With Cannes Film Festival going on in the backdrop, it felt like as good an opportunity as ever to get up to date on some festival treats from yesteryear, and this one's just been beckoning to me for months. Quite often with a period film, the filmmaker becomes so preoccupied with pretentious mannerisms and stiff set design that they simply ignore the other aspects of the film. "The King's Speech" seems all too easy an example to be made of period-piece opportunities being trumped by period piece aesthetic. "The Deep Blue Sea" finds its setting as a necessity of its story, and not the other way around. As such, everything about the design comes from the meaning of the narrative.
A romance about a woman who decides to leave her husband in favor of an exciting younger man isn't the most original thing in the world, and writer/director Terrence Davies realizes that just under the wire. To that point, the film begins with the recital of a suicide letter, written by Rachel Weisz' Hester Collyer. The conditions of this letter aren't quite known until they're slowly revealed. Usually you'd expect a suicide to be the definitive end of a story, but the world and the people in it need something more from Hester to let her get away with dying so easily. It's worth watching simply for the fact that it doesn't cop to what's been done before.

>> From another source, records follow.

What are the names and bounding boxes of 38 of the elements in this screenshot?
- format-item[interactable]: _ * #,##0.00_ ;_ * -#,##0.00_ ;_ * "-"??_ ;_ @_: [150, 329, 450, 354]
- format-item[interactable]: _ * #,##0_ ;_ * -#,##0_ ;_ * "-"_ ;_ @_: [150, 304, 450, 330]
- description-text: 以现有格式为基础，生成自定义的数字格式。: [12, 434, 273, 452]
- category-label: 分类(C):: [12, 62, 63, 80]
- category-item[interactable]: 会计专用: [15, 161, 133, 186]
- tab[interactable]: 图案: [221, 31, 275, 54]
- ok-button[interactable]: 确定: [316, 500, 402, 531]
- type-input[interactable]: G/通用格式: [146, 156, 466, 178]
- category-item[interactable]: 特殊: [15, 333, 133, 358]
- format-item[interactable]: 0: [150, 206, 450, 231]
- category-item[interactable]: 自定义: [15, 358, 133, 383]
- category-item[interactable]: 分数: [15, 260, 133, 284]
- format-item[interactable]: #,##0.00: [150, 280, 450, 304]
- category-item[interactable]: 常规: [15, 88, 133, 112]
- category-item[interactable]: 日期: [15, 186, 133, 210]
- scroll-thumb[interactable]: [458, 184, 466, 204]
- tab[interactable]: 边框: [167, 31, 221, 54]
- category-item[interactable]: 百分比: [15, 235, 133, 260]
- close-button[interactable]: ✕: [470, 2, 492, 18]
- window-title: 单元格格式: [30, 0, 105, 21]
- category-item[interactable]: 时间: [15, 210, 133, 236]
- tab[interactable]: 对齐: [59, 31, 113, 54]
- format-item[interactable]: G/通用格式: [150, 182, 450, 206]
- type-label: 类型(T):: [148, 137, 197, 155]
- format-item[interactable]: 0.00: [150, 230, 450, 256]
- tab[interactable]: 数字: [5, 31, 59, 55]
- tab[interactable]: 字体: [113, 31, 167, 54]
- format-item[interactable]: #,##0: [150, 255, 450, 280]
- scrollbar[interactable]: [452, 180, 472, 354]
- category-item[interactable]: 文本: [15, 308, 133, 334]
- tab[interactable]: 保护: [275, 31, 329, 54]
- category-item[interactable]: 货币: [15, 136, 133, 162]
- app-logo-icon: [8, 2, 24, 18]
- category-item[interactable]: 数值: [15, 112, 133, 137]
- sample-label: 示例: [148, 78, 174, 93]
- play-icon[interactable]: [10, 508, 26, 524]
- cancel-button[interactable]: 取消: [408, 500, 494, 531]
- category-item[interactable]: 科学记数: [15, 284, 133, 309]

What really makes the multiple surprises of "The Deep Blue Sea" work so well is the poetically edited structure of the film, which soothingly introduces Hester's dilemma in an opening prologue that makes one wonder if the entire film will hold up like this. Needless to say it doesn't, but with good reason. For example, we'd like to get to know these characters we're going to be so occupied with for the rest of the film. The film's structure does, however, give enough uncertainty to the timeline of events that you find yourself surprised by what led to the suicide note in the first place. From there on Davies doesn't attempt to put things happily back in their place. When something horrible happens, there are lasting consequences.

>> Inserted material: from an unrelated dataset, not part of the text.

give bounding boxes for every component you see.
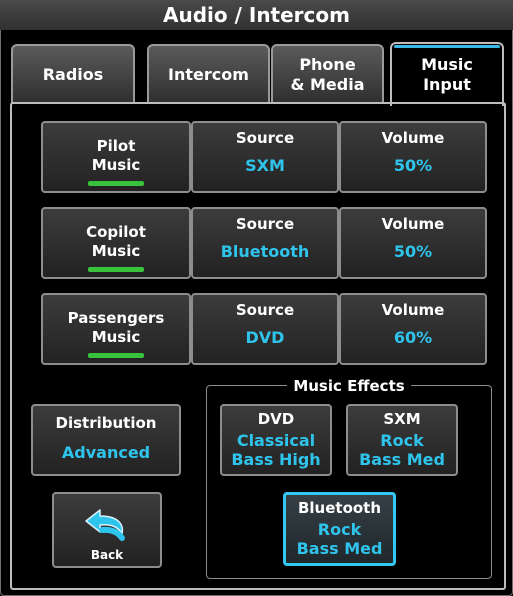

And all of this without even mentioning the film's romantic properties, between Hess and Tom Hiddleston's charmingly enthusiastic Freddie Page. The post-war landscape is a time of simultaneous honor and emptiness. Freddie rather symbolically represents the easygoing gung-ho attitude of people around that time, but also the emptiness at not having such adventure his life anymore. The relationship between Hess and Freddie is mutually strained, and they have an absolute awareness of that fact. It seems almost destined for collapse, despite Hess' absolute need to keep it together. The film's initial event is what starts knocking down the domino's, and from there on it is fireworks.
Hiddleston is such an explosive performer, positively bursting with expression and energy, wherever such is demanded. He makes the conflict of the film's second and third acts so devastating to watch unfold, but also holds it together with a bedrock of empathy and heartbreak. The only thing he has to contest with is Rachel Weisz, who is such an magnificent dial of repressed emotion. Weisz constantly keeps what's she's feeling just under the surface, not so much that people don't see what she's really feeling. She's absolutely fine with keeping her feelings to herself, and when she isn't able to, that's when things really come undone. Her expression of impending heartache is what keeps you wishing for a positive reconciliation.